Of course, there weren't many people with whom Burdette was not friendly.
"We grew up just so honored to have him because not only was he a wonderful ballplayer, he taught me a lot about how to be a great friend. Dad never knew a stranger," Mary Lou Burdette-Wieloszynski said. "He also was very gracious to his fans and gave autographs out freely.
"Whenever he talked about Milwaukee, he talked about how wonderful the fans were in Milwaukee, and he liked them so much and said that they were good people. ... He and Warren, he said they loved it because they were treated like a real person."
Brewers members of the Walk of Fame are Hank Aaron, Rollie Fingers, Paul Molitor, Robin Yount, Commissioner Bud Selig, Cecil Cooper, Bob Uecker, Harry Dalton, Jim Gantner, Gorman Thomas, Don Money and Harvey Kuenn.
With Burdette being honored by the Brewers, his daughters -- Burdette-Wieloszynski, Elaina Fontana and Madge Burdette -- were in attendance Friday for the club's series opener against the Rangers.
At a pregame news conference, they were excited for their father's honor.
During the 1957 World Series, Burdette went 3-0 with a 0.67 ERA, allowing just two earned runs over 27 innings pitched, en route to earning MVP honors.
"We're just really proud of our dad and very honored to be here," Fontana said. "We've just had a wonderful experience growing up with our dad."
Overall, Burdette went 173-109 with Milwaukee with a 3.53 ERA in 420 games.

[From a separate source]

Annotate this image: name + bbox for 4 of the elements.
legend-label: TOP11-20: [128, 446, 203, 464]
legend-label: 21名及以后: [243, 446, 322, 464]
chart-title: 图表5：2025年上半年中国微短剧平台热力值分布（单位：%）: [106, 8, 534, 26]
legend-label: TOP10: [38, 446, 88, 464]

In 1959, he led the National League with 21 wins, and in 1956 his 2.70 ERA also led the league.
Burdette's oldest daughter hoped to make her father proud as she threw out the ceremonial first pitch.
"I hope I can throw that ball, and it's not in the dirt," Madge Burdette said, "and make him smile from heaven. I know he's watching us. I'm just proud to be here."